This question is taken from Aluffi.

$\mathbb{Z}^{\oplus \mathbb{N}}$ is defined as

$$\{ \alpha \colon \mathbb{N} \to \mathbb{Z} \mid \alpha(n) \neq 0 \textrm{ for only finitely many elements } n \in \mathbb{N}\}$$

with the group operation $(\alpha + \beta) (n) = \alpha(n) + \beta(n)$, and it forms the free group of $\mathbb{N}$.

I have tried to show the isomorphism by defining group homomorphisms $\phi \colon \mathbb{Z}^{\oplus \mathbb{N}} \times \mathbb{Z}^{\oplus \mathbb{N}} \to \mathbb{Z}^{\oplus \mathbb{N}}$ by $\phi(\alpha,\beta) = \alpha + \beta$ and $\psi \colon \mathbb{Z}^{\oplus \mathbb{N}} \times \mathbb{Z}^{\oplus \mathbb{N}} \to \mathbb{Z}^{\oplus \mathbb{N}}$ by $\psi(\alpha) = (\alpha, \alpha)$. However, the first homomorphism is not injective while the second isn't surjective.

Answer 1

$\newcommand{\NN}{\mathbb{N}}$ $\newcommand{\ZZ}{\mathbb{Z}}$

The key is to notice that $\ZZ^{\oplus\NN}\times\ZZ^{\oplus\NN}$ is just $\NN$-many copies of $\ZZ$, and $\ZZ^{\oplus\NN}$ is also just $\NN$-many copies of $\ZZ$. Concretely, $\ZZ^{\oplus\NN}$ is indexed by $\NN$, whereas $\ZZ^{\oplus\NN}\times\ZZ^{\oplus\NN}$ is indexed by two copies of $\NN$, so it's indexed by $\NN\sqcup\NN$, where $\sqcup$ denotes disjoint union.

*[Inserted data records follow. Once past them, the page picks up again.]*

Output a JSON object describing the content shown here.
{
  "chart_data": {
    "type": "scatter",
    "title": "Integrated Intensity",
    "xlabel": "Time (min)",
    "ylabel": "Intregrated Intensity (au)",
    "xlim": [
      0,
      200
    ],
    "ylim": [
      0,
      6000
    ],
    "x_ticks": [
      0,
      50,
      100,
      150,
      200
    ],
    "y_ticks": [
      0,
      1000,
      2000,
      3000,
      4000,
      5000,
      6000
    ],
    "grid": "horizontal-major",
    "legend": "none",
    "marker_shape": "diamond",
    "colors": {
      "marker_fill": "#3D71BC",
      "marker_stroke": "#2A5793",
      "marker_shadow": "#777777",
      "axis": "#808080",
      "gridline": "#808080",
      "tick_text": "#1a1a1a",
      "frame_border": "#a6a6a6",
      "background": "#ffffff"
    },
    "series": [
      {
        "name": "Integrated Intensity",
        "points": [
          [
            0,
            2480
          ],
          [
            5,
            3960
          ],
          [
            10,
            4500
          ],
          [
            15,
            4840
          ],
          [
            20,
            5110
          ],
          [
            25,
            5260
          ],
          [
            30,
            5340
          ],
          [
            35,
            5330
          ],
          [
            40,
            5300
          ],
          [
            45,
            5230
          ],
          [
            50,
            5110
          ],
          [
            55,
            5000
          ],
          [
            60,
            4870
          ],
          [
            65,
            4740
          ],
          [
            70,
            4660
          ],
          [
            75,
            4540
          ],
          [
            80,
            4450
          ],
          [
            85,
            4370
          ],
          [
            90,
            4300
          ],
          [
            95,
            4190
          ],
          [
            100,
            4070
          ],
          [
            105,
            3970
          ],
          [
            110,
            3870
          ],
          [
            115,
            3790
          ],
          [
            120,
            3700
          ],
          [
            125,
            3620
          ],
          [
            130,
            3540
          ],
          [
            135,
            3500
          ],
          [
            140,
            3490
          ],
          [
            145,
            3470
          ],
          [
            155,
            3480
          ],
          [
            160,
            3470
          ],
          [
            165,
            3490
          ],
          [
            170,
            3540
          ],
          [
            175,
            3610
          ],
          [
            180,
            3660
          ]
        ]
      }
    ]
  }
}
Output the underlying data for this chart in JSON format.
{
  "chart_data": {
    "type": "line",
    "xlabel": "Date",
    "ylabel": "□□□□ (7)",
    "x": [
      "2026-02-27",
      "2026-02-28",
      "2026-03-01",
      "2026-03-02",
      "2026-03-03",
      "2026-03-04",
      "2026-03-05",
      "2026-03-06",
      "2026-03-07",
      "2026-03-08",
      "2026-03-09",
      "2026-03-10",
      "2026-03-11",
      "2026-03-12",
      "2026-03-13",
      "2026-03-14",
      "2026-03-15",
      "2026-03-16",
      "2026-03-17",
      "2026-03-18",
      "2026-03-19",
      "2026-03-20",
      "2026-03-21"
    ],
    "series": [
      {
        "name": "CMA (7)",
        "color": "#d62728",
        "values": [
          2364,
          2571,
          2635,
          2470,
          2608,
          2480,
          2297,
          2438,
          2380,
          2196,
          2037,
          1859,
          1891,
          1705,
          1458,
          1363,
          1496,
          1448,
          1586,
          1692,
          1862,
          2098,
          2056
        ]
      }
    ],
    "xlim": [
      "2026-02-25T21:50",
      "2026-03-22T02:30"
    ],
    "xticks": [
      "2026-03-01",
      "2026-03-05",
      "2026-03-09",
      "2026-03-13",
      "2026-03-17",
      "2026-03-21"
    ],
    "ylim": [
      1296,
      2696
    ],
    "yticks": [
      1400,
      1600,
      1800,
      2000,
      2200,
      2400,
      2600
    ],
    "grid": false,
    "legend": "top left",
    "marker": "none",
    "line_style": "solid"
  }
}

The fact that "$\NN$-many copies of $\ZZ$ is isomorphic to $\NN\sqcup\NN$-copies of $\ZZ$" relies on the fact that $\NN$ and $\NN\sqcup\NN$ have the same cardinality, which in turn relies on the fact that there is a bijection between $\NN$ and $\NN\sqcup\NN$. Let $i_1,i_2 : \NN\hookrightarrow\NN\sqcup\NN$ denote the two injections of $\NN$ into each copy of $\NN$ inside $\NN\sqcup\NN$. Then, for example, the map $f : \NN\rightarrow\NN\sqcup\NN$ given by $$f(n)\ = \left\{\begin{array}{ll} i_1\left(\frac{n}{2}\right) & \text{if $n$ is even} \\ i_2\left(\frac{n+1}{2}\right) & \text{if $n$ is odd} \end{array}\right.$$

is a bijection.

Then, you can define $\phi : \ZZ^{\oplus\NN}\rightarrow\ZZ^{\oplus\NN}\times\ZZ^{\oplus\NN}$ as follows:

$$\phi(a_1,a_2,a_3,\ldots) = \phi(a_{f(1)},a_{f(2)},a_{f(3)},\ldots)$$ where recall that $\ZZ^{\oplus\NN}\times\ZZ^{\oplus\NN}$ is indexed by $\NN\sqcup\NN$.

Here's another way to think about $\phi$. Let $j_1,j_2$ denote the natural injections $$j_k : \ZZ^{\oplus\NN}\hookrightarrow\ZZ^{\oplus\NN}\times\ZZ^{\oplus\NN}$$ (For any group $A$, there are two "obvious" natural injections $A\rightarrow A\times A$). Let $e_i\in\ZZ^{\oplus\NN}$ denote the usual basis vector with a 1 in the $i$th position and 0's everywhere else. Then

$$\phi(e_i)\ = \left\{\begin{array}{ll} j_1\left(e_{\frac{n}{2}}\right) & \text{if $n$ is even} \\ j_2\left(e_{\frac{n+1}{2}}\right) & \text{if $n$ is odd} \end{array}\right.$$